In a passionate, fiery debate Fiona Willer, Fiona Sutherland, Professor Clare Collins and Melanie McGrice shared different insights on how we can best support clients’ health.  The focus of weight and health permeates every facet of our practice as dietitians – public health, the medical model of health, wellness and wellbeing.

Fiona Willer introduced Health at Every Size (HAES) a movement that promotes healthful behaviours benefit everyone regardless of weight. Long term weight loss is unlikely for most people regardless of method and as dietitians we need to include this information when people come to us seeking weight loss. As Fiona opined we should focus on our core business – helping to empower people to eat well in times of sickness and in health.

Fiona Sutherland (The Mindful Dietitian) proposed mindfulness is a game changer for dietitians. Mindfulness is about cultivating a present moment awareness, non-judgmentally (E.g. tending to the garden, preparing food). As dietitians we can support our clients to cultivate a sense of curiosity about eating and food cues, with the aim that this curiosity and present moment awareness becomes the new natural process for our clients to the process of eating and responding to food, rather than disconnecting and pushing internal cues aside.  In turn, allowing clients to respond rather than react and explore what is happening for them in the present moment.
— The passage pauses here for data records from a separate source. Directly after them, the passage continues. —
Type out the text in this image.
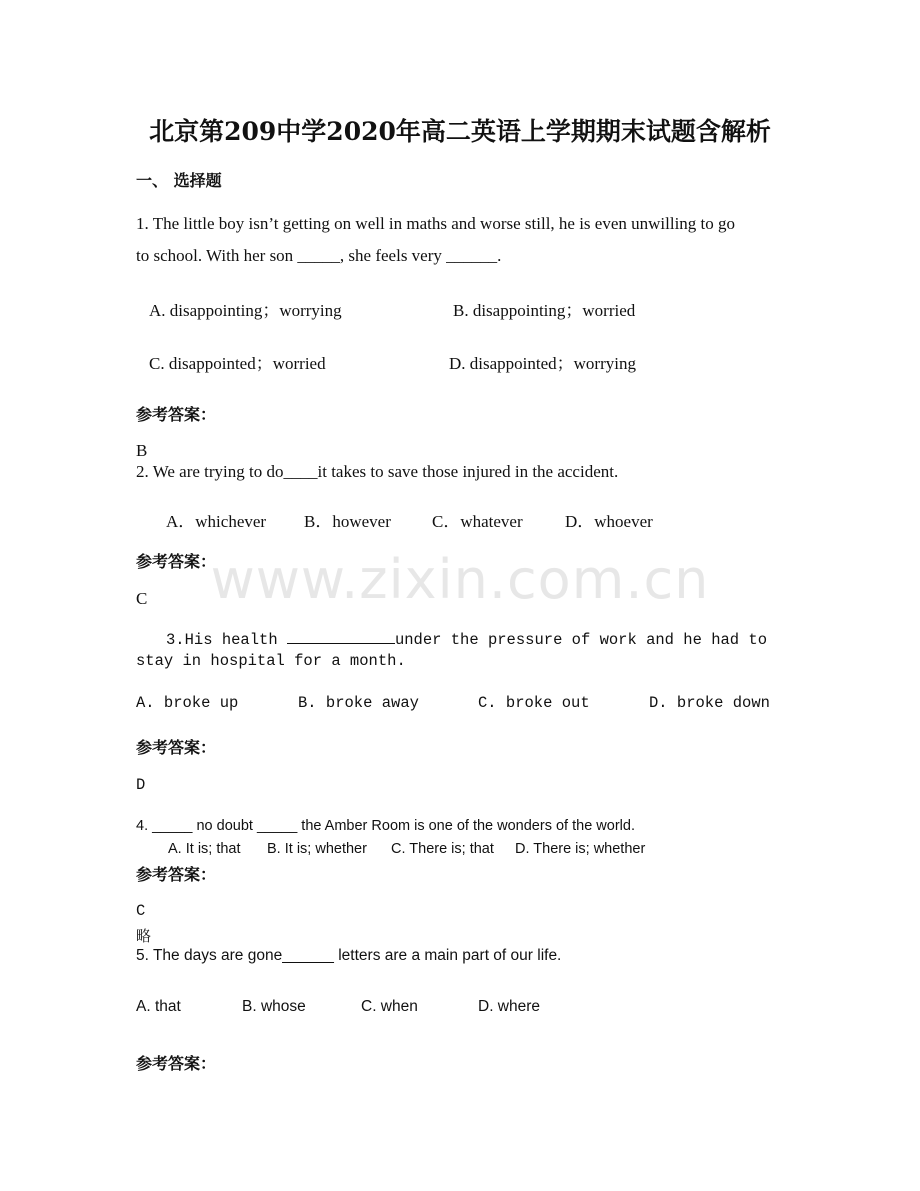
北京第209中学2020年高二英语上学期期末试题含解析
www.zixin.com.cn
一、 选择题
1. The little boy isn’t getting on well in maths and worse still, he is even unwilling to go
to school. With her son _____, she feels very ______.
A. disappointing；worrying	B. disappointing；worried
C. disappointed；worried	D. disappointed；worrying
参考答案：
B
2. We are trying to do____it takes to save those injured in the accident.
A．whichever B．however C．whatever D．whoever
参考答案：
C
3.His health	under the pressure of work and he had to
stay in hospital for a month.
A. broke up	B. broke away	C. broke out	D. broke down
参考答案：
D
4. _____ no doubt _____ the Amber Room is one of the wonders of the world.
A. It is; that B. It is; whether C. There is; that D. There is; whether
参考答案：
C
略
5. The days are gone______ letters are a main part of our life.
A. that	B. whose	C. when	D. where
参考答案：
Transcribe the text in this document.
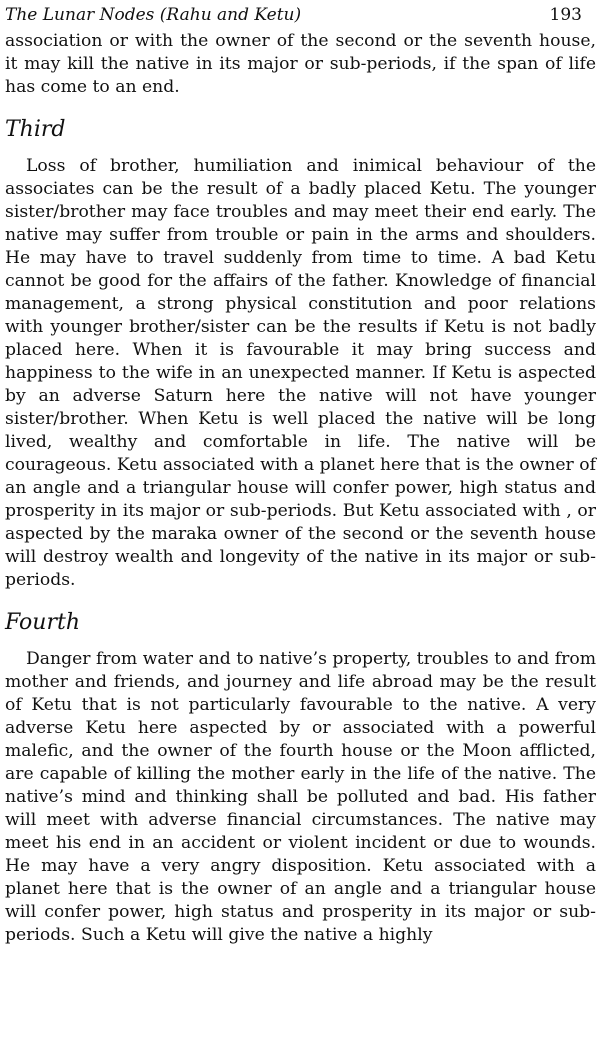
The Lunar Nodes (Rahu and Ketu)	193

association or with the owner of the second or the seventh house, it may kill the native in its major or sub-periods, if the span of life has come to an end.

Third

Loss of brother, humiliation and inimical behaviour of the associates can be the result of a badly placed Ketu. The younger sister/brother may face troubles and may meet their end early. The native may suffer from trouble or pain in the arms and shoulders. He may have to travel suddenly from time to time. A bad Ketu cannot be good for the affairs of the father. Knowledge of financial management, a strong physical constitution and poor relations with younger brother/sister can be the results if Ketu is not badly placed here. When it is favourable it may bring success and happiness to the wife in an unexpected manner. If Ketu is aspected by an adverse Saturn here the native will not have younger sister/brother. When Ketu is well placed the native will be long lived, wealthy and comfortable in life. The native will be courageous. Ketu associated with a planet here that is the owner of an angle and a triangular house will confer power, high status and prosperity in its major or sub-periods. But Ketu associated with , or aspected by the maraka owner of the second or the seventh house will destroy wealth and longevity of the native in its major or sub-periods.

Fourth

Danger from water and to native’s property, troubles to and from mother and friends, and journey and life abroad may be the result of Ketu that is not particularly favourable to the native. A very adverse Ketu here aspected by or associated with a powerful malefic, and the owner of the fourth house or the Moon afflicted, are capable of killing the mother early in the life of the native. The native’s mind and thinking shall be polluted and bad. His father will meet with adverse financial circumstances. The native may meet his end in an accident or violent incident or due to wounds. He may have a very angry disposition. Ketu associated with a planet here that is the owner of an angle and a triangular house will confer power, high status and prosperity in its major or sub-periods. Such a Ketu will give the native a highly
Incorporating lessons in brain anatomy Fiona highlighted how we can support clients to develop their mindfulness muscle, allowing them to calm down their reactive, default, fear-based response driven by the amygdala. Using mindfulness to modify behaviour clients start to become more attuned and can change their eating behaviour and improve their health and well-being.
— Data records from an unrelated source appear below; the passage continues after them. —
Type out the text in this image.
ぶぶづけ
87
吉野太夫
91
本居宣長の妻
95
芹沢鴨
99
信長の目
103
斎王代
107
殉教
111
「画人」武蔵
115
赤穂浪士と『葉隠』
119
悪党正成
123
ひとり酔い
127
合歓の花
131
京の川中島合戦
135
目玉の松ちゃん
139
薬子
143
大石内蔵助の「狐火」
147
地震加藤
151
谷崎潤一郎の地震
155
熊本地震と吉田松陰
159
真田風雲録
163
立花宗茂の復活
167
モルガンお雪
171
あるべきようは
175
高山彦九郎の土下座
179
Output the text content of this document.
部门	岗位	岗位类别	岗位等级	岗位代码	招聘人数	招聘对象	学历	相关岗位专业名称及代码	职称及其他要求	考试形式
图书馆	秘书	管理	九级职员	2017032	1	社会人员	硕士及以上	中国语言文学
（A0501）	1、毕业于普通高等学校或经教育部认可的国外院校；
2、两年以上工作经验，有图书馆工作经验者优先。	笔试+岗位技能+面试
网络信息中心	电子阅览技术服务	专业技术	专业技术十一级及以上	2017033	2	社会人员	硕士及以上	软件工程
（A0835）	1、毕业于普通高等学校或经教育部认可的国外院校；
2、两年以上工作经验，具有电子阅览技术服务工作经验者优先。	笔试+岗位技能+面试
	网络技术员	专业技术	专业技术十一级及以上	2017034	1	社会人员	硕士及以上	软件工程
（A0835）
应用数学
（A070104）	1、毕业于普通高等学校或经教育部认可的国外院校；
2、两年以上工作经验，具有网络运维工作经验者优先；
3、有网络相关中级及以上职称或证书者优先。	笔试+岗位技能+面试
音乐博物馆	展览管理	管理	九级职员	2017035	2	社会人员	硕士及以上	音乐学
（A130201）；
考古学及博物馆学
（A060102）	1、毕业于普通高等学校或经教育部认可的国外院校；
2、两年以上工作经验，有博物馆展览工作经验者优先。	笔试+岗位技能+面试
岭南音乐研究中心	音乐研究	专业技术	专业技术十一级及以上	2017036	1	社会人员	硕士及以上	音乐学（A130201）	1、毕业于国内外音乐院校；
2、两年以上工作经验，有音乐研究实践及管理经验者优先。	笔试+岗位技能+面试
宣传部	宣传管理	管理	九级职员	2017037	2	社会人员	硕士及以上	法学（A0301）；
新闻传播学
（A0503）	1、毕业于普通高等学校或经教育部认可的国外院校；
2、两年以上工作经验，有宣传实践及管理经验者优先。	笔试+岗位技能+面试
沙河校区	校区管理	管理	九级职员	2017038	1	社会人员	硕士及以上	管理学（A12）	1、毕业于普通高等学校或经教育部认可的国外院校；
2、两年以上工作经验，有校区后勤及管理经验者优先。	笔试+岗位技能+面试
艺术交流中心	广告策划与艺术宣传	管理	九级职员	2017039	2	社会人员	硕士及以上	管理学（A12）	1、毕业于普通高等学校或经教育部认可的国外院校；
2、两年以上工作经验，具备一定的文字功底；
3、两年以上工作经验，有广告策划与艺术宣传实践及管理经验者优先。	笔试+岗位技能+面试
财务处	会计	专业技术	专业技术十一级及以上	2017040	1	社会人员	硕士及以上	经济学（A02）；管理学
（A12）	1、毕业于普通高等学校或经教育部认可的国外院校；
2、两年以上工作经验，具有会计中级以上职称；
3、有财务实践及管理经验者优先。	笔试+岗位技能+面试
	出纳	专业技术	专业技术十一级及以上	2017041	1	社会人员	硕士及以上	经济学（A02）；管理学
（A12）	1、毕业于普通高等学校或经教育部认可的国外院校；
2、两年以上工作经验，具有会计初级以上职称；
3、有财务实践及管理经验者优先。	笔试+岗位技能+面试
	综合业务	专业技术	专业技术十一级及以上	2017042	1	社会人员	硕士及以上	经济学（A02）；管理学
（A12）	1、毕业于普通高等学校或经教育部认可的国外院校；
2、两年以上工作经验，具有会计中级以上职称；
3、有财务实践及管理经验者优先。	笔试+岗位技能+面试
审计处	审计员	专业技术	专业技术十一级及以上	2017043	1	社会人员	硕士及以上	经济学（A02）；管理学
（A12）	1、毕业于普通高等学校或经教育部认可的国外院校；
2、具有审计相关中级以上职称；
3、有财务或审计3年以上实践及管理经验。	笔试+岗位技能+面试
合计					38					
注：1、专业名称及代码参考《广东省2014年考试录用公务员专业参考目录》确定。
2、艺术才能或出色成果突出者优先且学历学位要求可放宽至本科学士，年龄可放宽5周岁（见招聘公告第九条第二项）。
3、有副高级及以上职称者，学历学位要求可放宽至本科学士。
Clare Collins advocated as APDs we are the only health professionals who can provide evidence based advice on food and nutrition and we don’t want to miss that opportunity, our professional code of conduct indicates we take an evidence-based approach to our practice. We have a range of tools and strategies that can be used to support our clients to be the healthiest they can be. The challenge is to balance the level of energy restriction versus potential adherence. The 5 As provide a foundation to map an approach and help clients achieve an optimal outcome and can help people achieve the most realistic healthy eating patterns they can live with will improve their health.
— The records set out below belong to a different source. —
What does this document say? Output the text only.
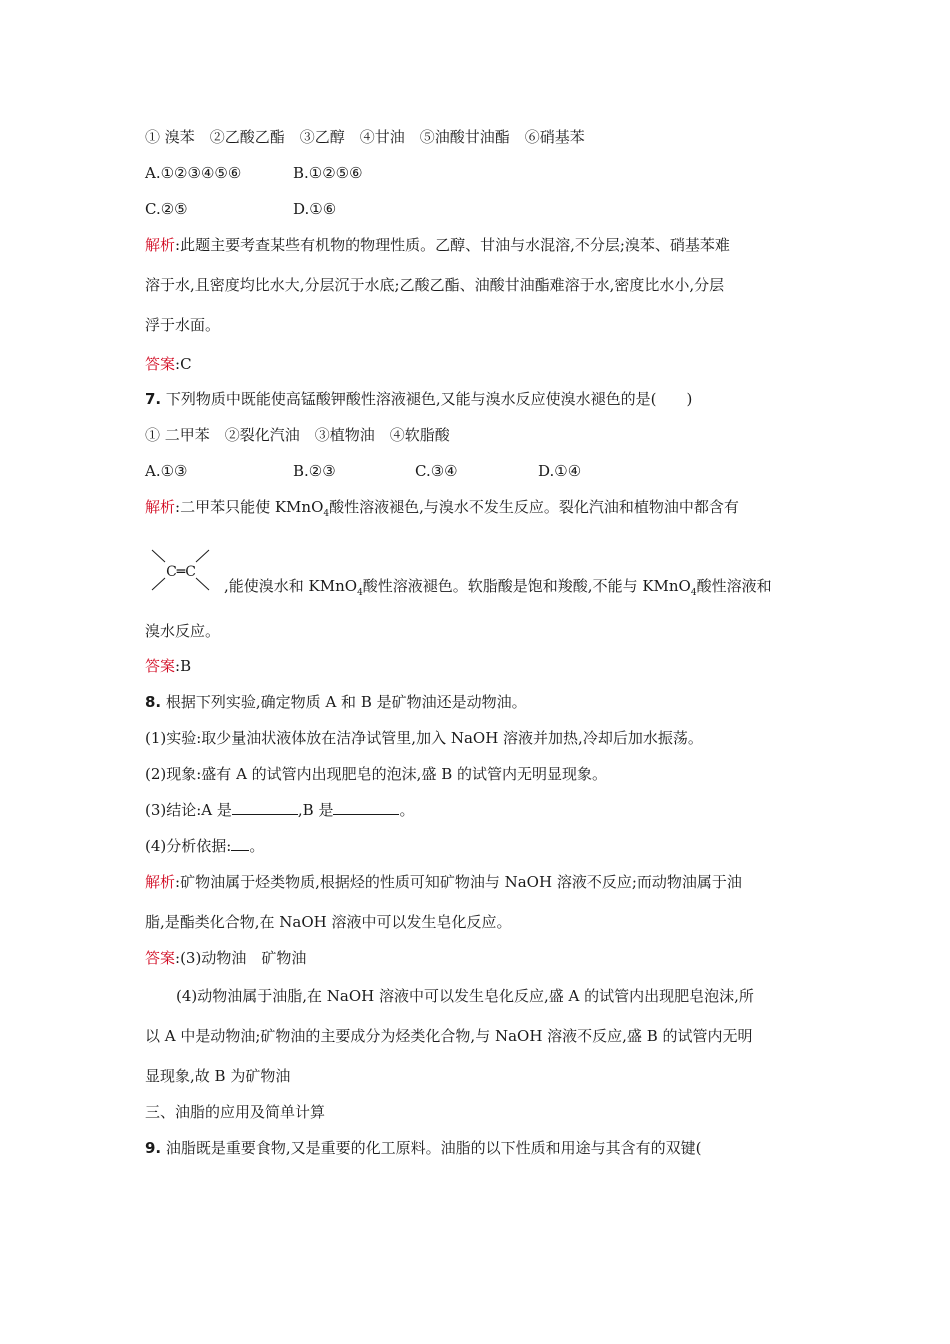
① 溴苯　②乙酸乙酯　③乙醇　④甘油　⑤油酸甘油酯　⑥硝基苯
A.①②③④⑤⑥	B.①②⑤⑥
C.②⑤	D.①⑥
解析:此题主要考查某些有机物的物理性质。乙醇、甘油与水混溶,不分层;溴苯、硝基苯难
溶于水,且密度均比水大,分层沉于水底;乙酸乙酯、油酸甘油酯难溶于水,密度比水小,分层
浮于水面。
答案:C
7. 下列物质中既能使高锰酸钾酸性溶液褪色,又能与溴水反应使溴水褪色的是(　　)
① 二甲苯　②裂化汽油　③植物油　④软脂酸
A.①③	B.②③	C.③④	D.①④
解析:二甲苯只能使 KMnO$_4$酸性溶液褪色,与溴水不发生反应。裂化汽油和植物油中都含有
C═C
,能使溴水和 KMnO$_4$酸性溶液褪色。软脂酸是饱和羧酸,不能与 KMnO$_4$酸性溶液和
溴水反应。
答案:B
8. 根据下列实验,确定物质 A 和 B 是矿物油还是动物油。
(1)实验:取少量油状液体放在洁净试管里,加入 NaOH 溶液并加热,冷却后加水振荡。
(2)现象:盛有 A 的试管内出现肥皂的泡沫,盛 B 的试管内无明显现象。
(3)结论:A 是	,B 是	。
(4)分析依据: 。
解析:矿物油属于烃类物质,根据烃的性质可知矿物油与 NaOH 溶液不反应;而动物油属于油
脂,是酯类化合物,在 NaOH 溶液中可以发生皂化反应。
答案:(3)动物油　矿物油
(4)动物油属于油脂,在 NaOH 溶液中可以发生皂化反应,盛 A 的试管内出现肥皂泡沫,所
以 A 中是动物油;矿物油的主要成分为烃类化合物,与 NaOH 溶液不反应,盛 B 的试管内无明
显现象,故 B 为矿物油
三、油脂的应用及简单计算
9. 油脂既是重要食物,又是重要的化工原料。油脂的以下性质和用途与其含有的双键(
Understanding and knowing how to work with the different personality types of clients was the designed thinking proposed by Melanie McGrice.  If we can understand clients personality and communication style – more specifically their levels of responsiveness and assertiveness we are better positioned to utilize the right tools for our clients, whether their personality is more amiable, analytical, a driver or expressive. The reinforcement that medical nutrition therapy needs to be individualized and guided by evidenced based practice. Reflecting on one of her bariatric clients, Melanie conveyed the serious struggle of someone who can’t participate in life because of their disease (Obesity) and for this patient wellbeing actually means focusing on their weight.

As a new graduate dietitian, I appreciate the complexity of health and wellbeing. What I took away from the presentations and discussion (on a highly emotive topic) was a shift in perspective and awareness of all the tools I have available to me as a dietitian – there is no one size fits all approach. We are trained with the skills to interpret and translate the evidence and our clients are all individuals who come into our care at very different stages of their lives.  Clients have the right to safe, effective treatment that will optimize their health and wellbeing. What this looks like we can’t predetermine as a clinician – all we can do is empower the client with the knowledge they need to make an informed decision, respect the clients goals for their health care and be aware of the tools in our toolbox and when we don’t have the right tools for the client, knowing the most appropriate referral streams to best support the client.

Dietitian Connection excelled yet again at inspiring dietitians to think outside the square and demonstrated their commitment to promoting excellence and leadership in dietetics and supporting dietitians to achieve their dreams.